There could be circumstances in which your lease technically obliges you to get permission for alterations ( and such obligations are frequently ignored - but check with your solicitor to be safe), but you can certainly go ahead with planning application anyway.

Probably best in long term to buy out your freehold.  Many people do this through the land registry without using a solicitor.  Check the land registry website for details under 'ground rents'


----------



## galleryman (9 Feb 2009)

Thanks MOB,

Buying out the leasehold sounds like a good idea. Is there any formula or benchmark for calculating the cost? I have no idea if it would cost €100's €1,000's or €10,000's. Any idea?


----------



## MOB (9 Feb 2009)

It's small enough money, given that most ground rents or only a few quid per annum.

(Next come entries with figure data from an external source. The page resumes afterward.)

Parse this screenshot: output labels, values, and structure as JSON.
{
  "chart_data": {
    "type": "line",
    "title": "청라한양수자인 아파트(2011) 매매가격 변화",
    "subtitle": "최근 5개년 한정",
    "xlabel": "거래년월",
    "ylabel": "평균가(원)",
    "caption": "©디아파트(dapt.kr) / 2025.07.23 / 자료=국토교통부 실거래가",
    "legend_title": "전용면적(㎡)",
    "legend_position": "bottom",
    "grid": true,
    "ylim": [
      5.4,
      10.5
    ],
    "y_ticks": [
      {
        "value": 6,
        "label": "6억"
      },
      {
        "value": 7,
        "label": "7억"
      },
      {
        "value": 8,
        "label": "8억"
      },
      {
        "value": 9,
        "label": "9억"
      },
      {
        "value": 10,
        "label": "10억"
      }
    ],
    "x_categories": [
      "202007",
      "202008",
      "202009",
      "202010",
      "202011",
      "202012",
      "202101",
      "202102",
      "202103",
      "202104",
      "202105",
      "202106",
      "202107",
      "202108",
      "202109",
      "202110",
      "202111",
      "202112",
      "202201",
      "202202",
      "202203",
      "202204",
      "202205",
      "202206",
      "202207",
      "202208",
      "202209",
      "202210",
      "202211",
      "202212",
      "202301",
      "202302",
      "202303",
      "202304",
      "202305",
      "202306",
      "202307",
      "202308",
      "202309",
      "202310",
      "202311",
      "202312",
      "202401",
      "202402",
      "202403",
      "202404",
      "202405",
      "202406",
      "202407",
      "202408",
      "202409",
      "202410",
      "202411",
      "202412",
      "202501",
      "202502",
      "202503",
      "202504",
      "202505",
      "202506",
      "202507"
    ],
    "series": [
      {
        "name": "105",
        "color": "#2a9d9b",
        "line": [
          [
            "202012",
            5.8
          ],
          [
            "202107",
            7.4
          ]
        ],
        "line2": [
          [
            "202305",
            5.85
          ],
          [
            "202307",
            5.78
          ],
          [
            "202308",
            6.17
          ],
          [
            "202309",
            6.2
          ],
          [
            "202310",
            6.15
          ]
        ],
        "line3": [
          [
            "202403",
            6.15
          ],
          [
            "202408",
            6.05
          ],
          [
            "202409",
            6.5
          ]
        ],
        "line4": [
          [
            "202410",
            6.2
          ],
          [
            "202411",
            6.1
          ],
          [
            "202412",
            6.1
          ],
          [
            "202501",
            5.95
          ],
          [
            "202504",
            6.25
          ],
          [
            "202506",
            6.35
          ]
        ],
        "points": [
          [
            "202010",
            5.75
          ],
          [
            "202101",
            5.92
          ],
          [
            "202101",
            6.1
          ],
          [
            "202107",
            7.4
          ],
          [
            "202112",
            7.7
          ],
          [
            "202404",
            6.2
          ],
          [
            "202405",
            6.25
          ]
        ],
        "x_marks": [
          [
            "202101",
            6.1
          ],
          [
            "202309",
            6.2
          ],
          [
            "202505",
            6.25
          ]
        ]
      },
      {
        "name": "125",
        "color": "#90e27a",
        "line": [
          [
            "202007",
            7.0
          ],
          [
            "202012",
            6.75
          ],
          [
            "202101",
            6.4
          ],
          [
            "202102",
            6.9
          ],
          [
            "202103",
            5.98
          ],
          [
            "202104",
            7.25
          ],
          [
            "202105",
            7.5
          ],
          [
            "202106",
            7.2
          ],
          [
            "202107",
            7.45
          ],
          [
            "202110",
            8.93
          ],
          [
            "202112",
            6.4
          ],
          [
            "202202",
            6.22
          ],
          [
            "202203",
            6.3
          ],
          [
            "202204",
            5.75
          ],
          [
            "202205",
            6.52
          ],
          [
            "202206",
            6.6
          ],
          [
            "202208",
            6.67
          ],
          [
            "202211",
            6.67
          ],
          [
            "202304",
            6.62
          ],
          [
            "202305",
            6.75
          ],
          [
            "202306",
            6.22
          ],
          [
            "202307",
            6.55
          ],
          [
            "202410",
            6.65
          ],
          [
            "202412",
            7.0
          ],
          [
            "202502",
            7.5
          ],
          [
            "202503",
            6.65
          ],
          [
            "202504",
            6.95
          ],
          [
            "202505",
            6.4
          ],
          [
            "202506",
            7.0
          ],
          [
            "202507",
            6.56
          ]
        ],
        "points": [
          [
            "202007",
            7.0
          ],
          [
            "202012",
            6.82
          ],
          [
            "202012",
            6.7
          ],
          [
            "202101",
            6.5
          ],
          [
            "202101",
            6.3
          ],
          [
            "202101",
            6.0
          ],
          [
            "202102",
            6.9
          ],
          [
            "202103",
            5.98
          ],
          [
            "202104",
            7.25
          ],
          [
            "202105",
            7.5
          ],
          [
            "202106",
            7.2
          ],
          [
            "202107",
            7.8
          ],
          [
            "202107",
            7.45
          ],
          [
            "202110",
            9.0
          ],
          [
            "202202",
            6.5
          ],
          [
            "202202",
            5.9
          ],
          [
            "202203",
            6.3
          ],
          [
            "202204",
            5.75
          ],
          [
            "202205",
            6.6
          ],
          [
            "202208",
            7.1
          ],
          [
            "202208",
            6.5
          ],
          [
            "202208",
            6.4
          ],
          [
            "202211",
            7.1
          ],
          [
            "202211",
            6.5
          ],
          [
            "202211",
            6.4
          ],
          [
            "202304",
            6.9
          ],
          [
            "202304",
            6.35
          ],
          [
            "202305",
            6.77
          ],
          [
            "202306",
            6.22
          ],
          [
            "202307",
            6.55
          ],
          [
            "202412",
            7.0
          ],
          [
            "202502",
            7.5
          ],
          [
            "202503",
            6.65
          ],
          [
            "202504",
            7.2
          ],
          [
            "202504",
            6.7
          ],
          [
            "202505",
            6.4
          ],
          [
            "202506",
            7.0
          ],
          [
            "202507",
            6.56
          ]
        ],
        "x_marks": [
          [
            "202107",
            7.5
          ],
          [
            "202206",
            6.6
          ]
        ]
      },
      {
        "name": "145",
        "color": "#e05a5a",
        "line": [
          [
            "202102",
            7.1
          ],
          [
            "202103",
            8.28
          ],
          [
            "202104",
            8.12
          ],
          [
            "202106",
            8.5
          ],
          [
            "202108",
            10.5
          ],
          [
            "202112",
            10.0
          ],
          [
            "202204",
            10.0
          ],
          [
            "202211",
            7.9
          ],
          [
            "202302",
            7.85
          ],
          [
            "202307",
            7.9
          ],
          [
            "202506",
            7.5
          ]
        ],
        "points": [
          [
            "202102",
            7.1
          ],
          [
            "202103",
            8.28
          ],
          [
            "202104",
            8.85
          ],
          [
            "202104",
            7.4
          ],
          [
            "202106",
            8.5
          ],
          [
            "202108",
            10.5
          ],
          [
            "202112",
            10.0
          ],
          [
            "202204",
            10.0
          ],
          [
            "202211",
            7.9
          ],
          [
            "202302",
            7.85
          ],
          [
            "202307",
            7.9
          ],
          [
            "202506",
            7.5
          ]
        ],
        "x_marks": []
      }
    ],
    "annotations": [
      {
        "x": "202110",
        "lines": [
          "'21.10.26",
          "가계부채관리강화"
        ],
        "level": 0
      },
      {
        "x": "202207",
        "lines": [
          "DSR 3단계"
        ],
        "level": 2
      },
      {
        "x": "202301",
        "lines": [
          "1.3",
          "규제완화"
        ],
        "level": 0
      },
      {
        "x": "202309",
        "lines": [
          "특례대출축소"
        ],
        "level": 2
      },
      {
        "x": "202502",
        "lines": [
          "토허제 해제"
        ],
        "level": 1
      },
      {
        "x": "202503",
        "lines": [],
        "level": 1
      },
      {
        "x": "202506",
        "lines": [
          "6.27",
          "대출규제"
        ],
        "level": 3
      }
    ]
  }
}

About 30 times annual rent would be normal.  It varies cyclically with the yield on government securities ( as best I recall the idea is that you pay a capital sum such as would buy government bonds which would yield the equivalent of the ground rent; )


----------



## galleryman (9 Feb 2009)

many thanks


----------



## twofor1 (10 Feb 2009)

galleryman said:


> Thanks MOB,
> 
> Buying out the leasehold sounds like a good idea. Is there any formula or benchmark for calculating the cost? I have no idea if it would cost €100's €1,000's or €10,000's. Any idea?



 I bought mine out for 7.5 times my annual ground rent of €23, so €172.50 plus a fee of €30. Then a further fee of €50 to have the vesting certificate registered in Registery of Deeds. In my case anyway that’s all it cost.

  It was a simple process but lengthy. It took over a year to get the signed consent form from landlord here and in my case there was a head landlord in England who also had to sign the consent.  When everything was sent in it took a further 4/5 months until I received the vesting cert.

  Land Registery were very helpful and approachable.

http://www.landregistry.ie/eng/Grou...nd_Rents_Purchase_Scheme_Explanatory_Leaflet/


----------



## galleryman (10 Feb 2009)

sounds good, thanks for that. I don't really have the time to do all the forms etc so for me it's worth while paying my solicitor to handle this, as long as it's a few hundred € in fees and not a couple of thousand €.   Besides, I still have a mortgage so I presume that I would need my solicitor to take up the title deed from my bank, they won't give it to me directly.


----------